Malheureusement, cette indépendance n’a jamais été réellement acquise, parce qu’au moment où on donne cette indépendance, on fait signer à quelqu’un qui est dans une situation de faiblesse, on livre la chèvre, mais jamais la corde. On garde la corde dans sa main. Aujourd’hui, on en paie le prix. C’est que ça dure, la monnaie porte les stigmates de cette époque-là, la stratégie c’était : OK, on vous donne l’indépendance, on va habiller y compris vos chimpanzés en costume cravate, etc., vous allez vous pavaner et vous allez faire de beaux discours. Mais en réalité, le pouvoir réel, nous le détenons puisque c’est nous qui allons vous permettre d’être président, c’est-à-dire que tu ne seras jamais le défenseur de ton peuple, mais notre obligé.

Mais les militaires français ne sont-ils pas partis ? Le franc CFA n’est-il pas en pleine transformation ?

Vous dites bien « en pleine transformation ». Mais 60 ans après ! Vous voyez très bien que même le président Biya gère le Cameroun selon ce principe-là, à savoir un système colonial qui continue à produire malheureusement des effets extrêmement néfastes aujourd’hui. Et c’est tout le contraire d’une construction démocratique que l’on voit.

Beaucoup parlent d’un pays bloqué, mais est-ce seulement la faute aux Français ?

Mais, la faute originelle, elle est française. Elle continue. Regardez ce que le président fait : il est invité par son homologue russe depuis des mois. Il dit oui, et lorsque le ministre français déclare qu’il veut venir au Cameroun, il abandonne un projet présidentiel, un projet avec une puissance pour recevoir comme un chef d’État un ministre français.

Le ministre français de l’Europe et des Affaires étrangères, Jean-Yves Le Drian [en visite les 23 et 24 octobre 2019] ?

Oui il s’agit de Le Drian, bien sûr. Cela a choqué tout le monde. Mais c’est comme ça. Et en Côte d’Ivoire, c’est la même chose. C’est-à-dire que ce système consiste à régler les problèmes du pays par rapport à leurs intérêts personnels, pour rester au pouvoir puisque c’est ça le problème des chefs d’État. Leur programme, c’est comment faire pour me maintenir au pouvoir longtemps. J’ai déniché la France, elle est là, elle va me protéger. Je vais lui donner tout ce qu’il faut que je vais retirer à mon peuple, c’est ça qui est mauvais. Et c’est ça que les populations commencent à percevoir de manière très claire. Et c’est ça qu’ils vont accepter de moins en moins.

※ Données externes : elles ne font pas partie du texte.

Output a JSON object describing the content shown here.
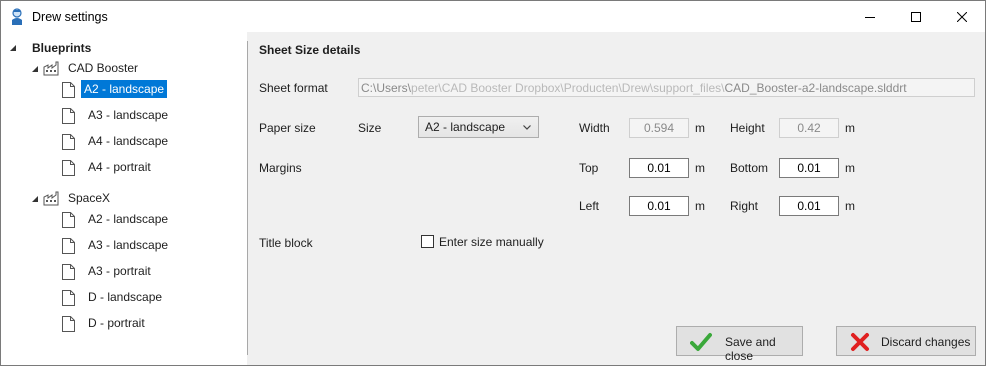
{
  "window": {
    "title": "Drew settings",
    "controls": [
      "minimize-icon",
      "maximize-icon",
      "close-icon"
    ]
  },
  "tree": {
    "root": "Blueprints",
    "groups": [
      {
        "name": "CAD Booster",
        "items": [
          "A2 - landscape",
          "A3 - landscape",
          "A4 - landscape",
          "A4 - portrait"
        ],
        "selected_index": 0
      },
      {
        "name": "SpaceX",
        "items": [
          "A2 - landscape",
          "A3 - landscape",
          "A3 - portrait",
          "D - landscape",
          "D - portrait"
        ]
      }
    ]
  },
  "details": {
    "section_title": "Sheet Size details",
    "sheet_format": {
      "label": "Sheet format",
      "path_prefix": "C:\\Users\\",
      "path_obscured": "peter\\CAD Booster Dropbox\\Producten\\Drew\\support_files\\",
      "path_suffix": "CAD_Booster-a2-landscape.slddrt"
    },
    "paper_size": {
      "label": "Paper size",
      "size_label": "Size",
      "size_value": "A2 - landscape",
      "width_label": "Width",
      "width_value": "0.594",
      "height_label": "Height",
      "height_value": "0.42",
      "unit": "m"
    },
    "margins": {
      "label": "Margins",
      "top_label": "Top",
      "top_value": "0.01",
      "bottom_label": "Bottom",
      "bottom_value": "0.01",
      "left_label": "Left",
      "left_value": "0.01",
      "right_label": "Right",
      "right_value": "0.01",
      "unit": "m"
    },
    "title_block": {
      "label": "Title block",
      "checkbox_label": "Enter size manually",
      "checked": false
    }
  },
  "buttons": {
    "save": "Save and close",
    "discard": "Discard changes"
  },
  "colors": {
    "selection": "#0078d7",
    "save_icon": "#3aa83a",
    "discard_icon": "#e02020"
  }
}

En 1960, il y a eu un grand rêve de réunification entre les Cameroun anglophone et francophone. Pourquoi ce grand rêve a-t-il échoué ?

Ce rêve a échoué parce que justement, le président Biya a gardé tout le système d’avant. Un système colonial qui part du fait qu’il veut à tout moment contrôler, comme la France le fait. Si aujourd’hui, le président Biya décide subitement de détruire ce qui fait de lui le roi absolu qu’il est, c’est-à-dire donner un pouvoir aux anglophones, lui, il se sent menacé. Il voit bien comment le Canada [fédéral] fonctionne. Il voit bien comment l’Allemagne [fédérale] fonctionne. Mais tous ces fonctionnements vont à l’encontre du projet du président de la République qui est un projet de parti unique hérité de la colonisation avec comme vision, le pouvoir perpétuel : mourir au pouvoir. Et cela donne lieu à des dérapages énormes sur son devoir, issu de la Constitution et sous son serment, de protéger les droits de l’homme. C’est terminé. Les droits de l’homme sont sortis par la fenêtre parce que le sang et les fusils sont rentrés par la porte.